Menteri Haji Kenalkan Seragam Baru Petugas Haji 2026 dalam Rapat Kerja dengan DPR

Advertisement

Menteri Haji dan Umrah, Mochammad Irfan Yusuf atau yang akrab disapa Gus Irfan, memperkenalkan seragam baru bagi petugas haji tahun 2026 dalam rapat kerja bersama Komisi VIII Dewan Perwakilan Rakyat (DPR) RI. Pengenalan seragam ini menjadi salah satu agenda penting dalam pertemuan yang berlangsung di Gedung DPR, Jakarta, pada Rabu (21/1/2026).

Perkenalan Seragam Petugas Haji 2026

Dalam kesempatan tersebut, Gus Irfan secara resmi memaparkan desain seragam baru yang akan dikenakan oleh para petugas haji di Makkah dan Madinah. “Pimpinan Komisi VIII dan para anggota, izinkan kami untuk memperkenalkan salah satu seragam petugas haji Republik Indonesia yang akan dikenakan nanti ketika bertugas di Makkah dan Madinah yang kita pakai sekarang ini,” ujar Gus Irfan di hadapan anggota Komisi VIII DPR RI.

Gus Irfan menambahkan bahwa seragam ini sebenarnya telah disosialisasikan sejak beberapa minggu sebelumnya oleh Wakil Menteri Haji dan Umrah, Dahnil Anzar Simanjuntak.
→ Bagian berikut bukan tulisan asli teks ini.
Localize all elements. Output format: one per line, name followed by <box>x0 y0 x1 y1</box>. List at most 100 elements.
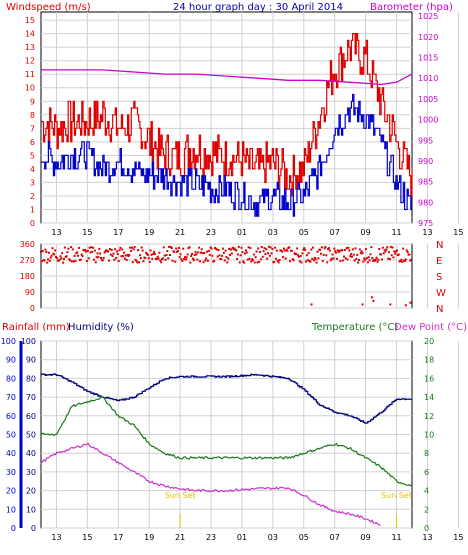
direction-point <box>304 248 307 251</box>
temperature-tick-label: 14 <box>424 393 434 402</box>
direction-point <box>198 246 201 249</box>
rainfall-tick-label: 40 <box>6 449 16 458</box>
direction-point <box>359 252 362 255</box>
direction-point <box>374 258 377 261</box>
direction-point <box>242 260 245 263</box>
direction-point <box>225 256 228 259</box>
direction-point <box>261 255 264 258</box>
direction-point <box>69 259 72 262</box>
direction-point <box>115 256 118 259</box>
humidity-tick-label: 30 <box>26 468 36 477</box>
direction-point <box>323 247 326 250</box>
windspeed-axis-label: Windspeed (m/s) <box>6 2 91 13</box>
direction-point <box>390 254 393 257</box>
direction-point <box>218 254 221 257</box>
rainfall-tick-label: 30 <box>6 468 16 477</box>
direction-point <box>351 248 354 251</box>
direction-point <box>93 258 95 261</box>
temperature-tick-label: 12 <box>424 412 434 421</box>
direction-point <box>252 259 254 262</box>
direction-point <box>45 250 48 253</box>
direction-point <box>123 257 126 260</box>
direction-point <box>364 258 367 261</box>
direction-point <box>202 261 205 264</box>
direction-point <box>159 259 162 262</box>
direction-point <box>181 260 184 263</box>
direction-point <box>297 255 300 258</box>
rain-humidity-y-axis: 0 0 10 10 20 20 30 30 40 40 50 50 60 60 70 70 80 80 90 90 10… <box>1 337 36 533</box>
direction-point <box>153 250 156 253</box>
direction-point <box>132 248 135 251</box>
direction-point <box>109 253 112 256</box>
direction-point <box>321 259 324 262</box>
direction-point <box>201 252 204 255</box>
direction-point <box>349 255 352 258</box>
direction-point <box>365 257 368 260</box>
barometer-tick-label: 1015 <box>418 54 438 63</box>
direction-point <box>410 258 413 261</box>
x-tick-label: 11 <box>391 228 401 237</box>
direction-degree-axis: 0 90 180 270 360 <box>20 240 35 313</box>
direction-point <box>46 261 49 264</box>
windspeed-tick-label: 14 <box>25 30 35 39</box>
direction-point <box>257 247 260 250</box>
direction-point <box>171 259 174 262</box>
direction-point <box>47 251 50 254</box>
direction-point <box>297 254 300 257</box>
direction-point <box>274 246 277 249</box>
direction-point <box>227 257 230 260</box>
direction-point <box>54 249 57 252</box>
barometer-tick-label: 975 <box>418 219 433 228</box>
direction-point <box>298 260 301 263</box>
direction-point <box>122 254 125 257</box>
direction-point <box>404 258 407 261</box>
direction-point <box>224 249 227 252</box>
direction-point <box>290 249 293 252</box>
direction-point <box>216 255 219 258</box>
direction-point <box>380 253 383 256</box>
direction-point <box>141 249 144 252</box>
direction-point <box>405 249 408 252</box>
direction-point <box>389 303 392 306</box>
direction-point <box>399 259 402 262</box>
direction-point <box>119 246 122 249</box>
direction-point <box>209 246 212 249</box>
rainfall-tick-label: 90 <box>6 356 16 365</box>
direction-point <box>148 260 151 263</box>
direction-point <box>271 248 274 251</box>
barometer-tick-label: 995 <box>418 136 433 145</box>
direction-point <box>365 248 368 251</box>
direction-point <box>118 249 121 252</box>
direction-point <box>60 257 63 260</box>
direction-point <box>316 250 319 253</box>
direction-point <box>391 246 394 249</box>
direction-point <box>246 258 249 261</box>
direction-point <box>236 253 239 256</box>
direction-point <box>249 247 252 250</box>
direction-point <box>269 246 272 249</box>
x-tick-label: 07 <box>330 533 340 542</box>
direction-point <box>86 249 89 252</box>
direction-point <box>346 258 349 261</box>
direction-point <box>291 258 294 261</box>
direction-point <box>102 256 105 259</box>
direction-point <box>66 251 69 254</box>
direction-point <box>244 252 247 255</box>
temperature-tick-label: 0 <box>424 524 429 533</box>
direction-point <box>135 259 138 262</box>
direction-point <box>175 247 178 250</box>
direction-point <box>320 252 323 255</box>
windspeed-tick-label: 8 <box>30 111 35 120</box>
direction-point <box>325 254 328 257</box>
direction-point <box>117 260 120 263</box>
direction-points <box>40 245 413 307</box>
humidity-panel-series <box>40 373 413 527</box>
x-tick-label: 13 <box>51 533 61 542</box>
direction-point <box>96 252 99 255</box>
direction-point <box>44 248 47 251</box>
direction-point <box>237 245 240 248</box>
direction-point <box>161 257 164 260</box>
windspeed-tick-label: 6 <box>30 138 35 147</box>
direction-point <box>162 246 165 249</box>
Ia bahkan meminta jajarannya untuk berdiri sejenak guna menunjukkan seragam tersebut. “Dan sebetulnya sudah sejak dua minggu lalu disosialisasikan oleh Pak Wamen kita yang beliau kenakan ketika menggunakan kendaraan dinasnya di KRL itu,” jelasnya.

Evaluasi Kesehatan Calon Jemaah Haji

Selain memperkenalkan seragam baru, rapat kerja tersebut juga membahas evaluasi kesehatan calon jemaah haji. Gus Irfan memaparkan data terkini mengenai jumlah calon jemaah yang telah menjalani pemeriksaan kesehatan. Sebanyak 220.283 calon jemaah haji reguler dan 14.644 calon jemaah haji khusus telah diperiksa.

Advertisement

Dari jumlah tersebut, 216.237 jemaah haji reguler dan 13.485 jemaah haji khusus dinyatakan memenuhi kriteria istitha’ah atau kondisi kesehatan yang memadai untuk menunaikan ibadah haji. Namun, masih terdapat sejumlah jemaah yang statusnya dalam tahap evaluasi.

“Di haji reguler yang tidak istitha’ah ada 1.135, jemaah haji khusus 34. Ini juga kadang-kadang kami mendapatkan beberapa komen bahwa Kementerian Haji ini tidak memberi peluang untuk orang menjalankan ibadah haji, padahal kita ingin istitha’ah -nya benar-benar diterapkan,” ungkap Gus Irfan, menanggapi persepsi yang mungkin muncul di masyarakat.

Lebih lanjut, ia merinci bahwa masih ada 704 jemaah haji reguler dan 134 jemaah haji khusus yang memerlukan evaluasi lebih lanjut. Sementara itu, sebanyak 2.207 jemaah haji reguler dan 991 jemaah haji khusus masih dalam proses verifikasi data kesehatan.